Comme nous savons, l'accueil de la Charte en Europe a été l'affaire du très dynamique mouvement féministe turc. A Istanbul, le 9 et le 10 mai, il y a eu deux journées d'activités internationales avec des participantes de Grèce, de Bulgarie, de Chypre et d'Azerbaïdjan. Après une manifestation très colorée et dynamique de 3000 femmes, féministes et syndicalistes venues de différents coins de Turquie, nous avons fait la fête toutes ensemble. Nous avons clôturé avec des discours antinationalistes et sur les droits des femmes, en soulignant le rôle que peut jouer la solidarité féministe pour la construction des ponts entre nos peuples, si longtemps « ennemis héréditaires » dans une région traumatisée par les guerres nationalistes, les « échanges de populations » et les nettoyages ethniques. Nous avons proposé aussi une politique de désarmement à nos pays respectifs. La rencontre des féministes turques et grecques a représenté une étape importante dans le processus de développement du réseau balkanique de la MMF, surtout pour l'avenir.

Ensuite, la Charte a été portée en Grèce par 50 femmes turques. Première étape : Thessalonique, capitale de la Grèce du nord, et proche des frontières turques et bulgares. Ici aussi, la presse, la population locale, les autorités ont été impressionnées par l'événement. Le 12 mai, manifestation de plusieurs centaines de femmes qui ont défilé dans les rues de Thessalonique, avec nos amies turques en tête, criant avec entrain notre envie de créer ensemble un autre monde. Jamais dans l'histoire des voix de femmes turques et grecques, manifestant ensemble, n'avaient résonné dans les rues de cette grande ville, très portée sur le nationalisme. Des mémoires enfouies de vies paisibles entre les deux peuples se sont réveillées. Des gens de la minorité turque en Grèce ont rejoint spontanément la manifestation.
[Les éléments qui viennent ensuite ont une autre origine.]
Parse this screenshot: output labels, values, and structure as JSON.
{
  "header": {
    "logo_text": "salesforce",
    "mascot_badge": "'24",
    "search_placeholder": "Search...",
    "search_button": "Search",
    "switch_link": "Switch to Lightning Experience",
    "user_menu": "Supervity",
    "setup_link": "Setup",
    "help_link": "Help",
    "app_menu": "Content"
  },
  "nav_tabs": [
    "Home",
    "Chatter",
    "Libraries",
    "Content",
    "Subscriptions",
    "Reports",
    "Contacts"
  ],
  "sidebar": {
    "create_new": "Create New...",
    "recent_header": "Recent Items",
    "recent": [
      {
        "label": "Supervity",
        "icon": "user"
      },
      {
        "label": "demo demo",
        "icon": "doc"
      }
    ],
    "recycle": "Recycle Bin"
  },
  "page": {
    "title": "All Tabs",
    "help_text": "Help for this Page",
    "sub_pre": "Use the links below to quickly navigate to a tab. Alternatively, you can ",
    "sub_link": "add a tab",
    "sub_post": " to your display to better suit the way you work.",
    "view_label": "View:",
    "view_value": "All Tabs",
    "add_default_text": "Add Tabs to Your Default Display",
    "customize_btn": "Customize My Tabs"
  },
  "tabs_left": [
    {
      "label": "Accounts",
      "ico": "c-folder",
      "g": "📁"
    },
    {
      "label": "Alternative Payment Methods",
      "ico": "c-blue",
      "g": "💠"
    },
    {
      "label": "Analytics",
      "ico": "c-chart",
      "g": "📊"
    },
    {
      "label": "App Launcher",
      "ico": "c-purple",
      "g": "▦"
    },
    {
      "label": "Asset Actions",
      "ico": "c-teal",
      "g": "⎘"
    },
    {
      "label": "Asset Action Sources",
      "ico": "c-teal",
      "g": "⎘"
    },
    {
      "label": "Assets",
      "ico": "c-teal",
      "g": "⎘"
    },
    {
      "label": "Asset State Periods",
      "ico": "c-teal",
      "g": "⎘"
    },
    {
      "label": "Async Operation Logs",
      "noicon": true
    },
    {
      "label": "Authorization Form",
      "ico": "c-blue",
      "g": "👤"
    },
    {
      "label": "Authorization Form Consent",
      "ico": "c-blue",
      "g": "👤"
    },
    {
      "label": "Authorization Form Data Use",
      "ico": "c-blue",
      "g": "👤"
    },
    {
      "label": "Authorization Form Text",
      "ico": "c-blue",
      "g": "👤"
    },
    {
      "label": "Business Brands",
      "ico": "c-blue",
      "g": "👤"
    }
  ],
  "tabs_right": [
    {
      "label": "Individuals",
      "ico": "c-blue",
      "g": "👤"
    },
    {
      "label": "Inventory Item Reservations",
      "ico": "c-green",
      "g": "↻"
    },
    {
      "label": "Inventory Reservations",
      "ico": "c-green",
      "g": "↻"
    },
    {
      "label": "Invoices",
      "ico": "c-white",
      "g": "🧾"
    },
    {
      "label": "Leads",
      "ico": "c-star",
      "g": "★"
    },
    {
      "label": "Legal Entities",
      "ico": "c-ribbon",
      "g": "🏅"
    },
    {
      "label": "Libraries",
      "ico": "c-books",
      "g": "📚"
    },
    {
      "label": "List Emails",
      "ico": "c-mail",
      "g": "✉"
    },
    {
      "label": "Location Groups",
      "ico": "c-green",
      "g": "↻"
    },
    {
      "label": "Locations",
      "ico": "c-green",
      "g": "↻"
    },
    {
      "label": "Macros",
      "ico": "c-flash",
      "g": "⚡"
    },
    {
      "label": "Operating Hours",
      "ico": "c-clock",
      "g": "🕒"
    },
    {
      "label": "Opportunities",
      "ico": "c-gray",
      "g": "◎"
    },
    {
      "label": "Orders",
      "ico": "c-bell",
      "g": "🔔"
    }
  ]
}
Plus tard, des amis nous affirmaient que si cette initiative avait été prise par des mouvements mixtes, on aurait eu des attaques de l'extrême droite et on aurait crié à la provocation….

Le meeting qui a suivi a mis l'accent sur les délocalisations et sur les rapports de solidarité entre les syndicats des deux côtés de la frontière gréco bulgare. En, effet, Thessalonique et toute la Grèce du Nord souffrent des délocalisations de son industrie vers la Bulgarie. L'industrie textile, très importante en Grèce du Nord, a perdu dans cette seule région, 45 000 emplois dont plus de la moitié concernent des travailleuses. De la seule ville de Thessalonique des dizaines d'usines ont été délocalisées vers la ville frontalière bulgare de Sadanski. Ces usines emploient 20 000 jeunes ouvrières bulgares, payées 3,5 euros par jour et travaillant dans des conditions exécrables.

En plus, Sadanski est la plaque tournante régionale de la traite des femmes, dont la plupart viennent des pays de l'Est. Un « marché » de femmes-esclaves sexuelles y prospère dans l'impunité la plus totale. Elles sont achetées parfois seulement pour 1000 euros chacune par des intermédiaires, qui les font entrer « illégalement » en Grèce, où elles sont revendues et achetées en moyenne trois fois, avant d'être considérées comme « non-rentables » par les réseaux des maquereaux.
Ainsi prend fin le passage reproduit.